Charleston leaders will make final changes to the city’s comprehensive plan in the coming weeks. Quite a bit has changed in Charleston since the plan was last revised in 2011 — the tourism economy has exploded, development is changing how our city looks and feels, and the impact of climate change and sea-level rise grows more apparent every day.
Normally, 10-year updates to the comprehensive plan are all-encompassing, general guidelines for how we can bend known forces for change in a direction that enhances quality of life for the most people possible. But this year’s plan records critical observations on the urgent situation posed by a changing climate that’s making life harder for many, exacerbating existing inequality, all while the cost of living goes up.

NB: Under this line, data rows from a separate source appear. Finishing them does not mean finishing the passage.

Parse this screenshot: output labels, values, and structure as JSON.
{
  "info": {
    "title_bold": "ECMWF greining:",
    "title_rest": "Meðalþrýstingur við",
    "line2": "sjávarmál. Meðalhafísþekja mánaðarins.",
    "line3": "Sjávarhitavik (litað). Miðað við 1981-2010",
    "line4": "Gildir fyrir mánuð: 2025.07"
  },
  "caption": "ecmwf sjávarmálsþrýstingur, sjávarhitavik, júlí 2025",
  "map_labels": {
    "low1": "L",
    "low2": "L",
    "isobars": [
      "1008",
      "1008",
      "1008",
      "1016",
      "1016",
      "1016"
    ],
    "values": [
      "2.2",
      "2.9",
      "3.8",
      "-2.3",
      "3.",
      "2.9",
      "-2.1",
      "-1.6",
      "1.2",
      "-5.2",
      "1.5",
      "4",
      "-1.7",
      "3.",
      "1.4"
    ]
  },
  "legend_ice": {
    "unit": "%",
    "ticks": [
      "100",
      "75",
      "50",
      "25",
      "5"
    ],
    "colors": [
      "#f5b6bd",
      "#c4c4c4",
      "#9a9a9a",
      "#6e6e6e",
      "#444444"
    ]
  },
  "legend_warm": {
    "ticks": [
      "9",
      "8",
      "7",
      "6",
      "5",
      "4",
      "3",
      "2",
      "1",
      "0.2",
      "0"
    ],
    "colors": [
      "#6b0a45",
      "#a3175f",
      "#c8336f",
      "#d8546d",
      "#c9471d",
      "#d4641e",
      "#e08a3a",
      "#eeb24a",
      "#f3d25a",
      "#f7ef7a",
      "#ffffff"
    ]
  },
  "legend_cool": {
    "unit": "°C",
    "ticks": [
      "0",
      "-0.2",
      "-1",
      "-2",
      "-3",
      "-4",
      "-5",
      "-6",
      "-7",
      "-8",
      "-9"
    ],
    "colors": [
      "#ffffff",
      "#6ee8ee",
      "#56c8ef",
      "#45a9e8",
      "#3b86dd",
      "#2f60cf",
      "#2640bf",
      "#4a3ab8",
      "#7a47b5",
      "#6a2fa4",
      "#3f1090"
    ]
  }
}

The plan is under consideration by city council as we speak, and a few changes are expected before it’s approved. But here are four ways Charleston’s 2021 City Plan is different and stands to affect residents in and outside the city limits.
1. Resilience and equity is at the center.
Local governments are now required to examine resiliency as part of the comprehensive planning process, thanks to a bipartisan 2020 bill led by Charleston-area senators. City officials rightfully connected equity to that assessment — adding another layer of consideration for all city-level actions. From housing affordability to protecting cultural resources, the City Plan’s extensive focus on resilience and equity could mean quality of life improvements for some over the next 10 years that would have otherwise gone ignored.
2. Environmental justice is a key consideration.
Environmental justice is connected to equity, and the climate crisis is inextricably connected to the future of our city. It’s critically important to attempt to mitigate the impact of changes for some rather than to push off those worries to communities already hurt by discrimination and gentrification.
3. It prioritizes building at higher elevations.
Continued building over the last generation has hastened flooding and stormwater issues for low-lying communities, particularly as development advances in the suburbs. It’s a lesson we learned far too late, as we’ve seen in the multi-million dollar scramble to rework West Ashley’s Church Creek basin. Knowing the city can’t and shouldn’t try to pause progress, the new City Plan instead prioritizes dense development in areas of higher elevation, allowing low-lying areas to help with stormwater retention.
4. Heavily impacted areas are off the peninsula.
Charlestonians on the Cainhoy peninsula near Daniel Island, along with Johns Islanders, have lived on the front line of in-migration, with both areas nearly doubling in population since 2010. West Ashley continues to feel significant growth. But landlocked and expensive, the peninsula has seen a fraction of growth experienced elsewhere. City plans call for more focus on outlying areas to handle growth.
The 160-page Charleston City Plan provides an admirable blueprint for the next 10 years in Charleston. Now it’s up to city leaders to make sure the pieces are in place to make it happen.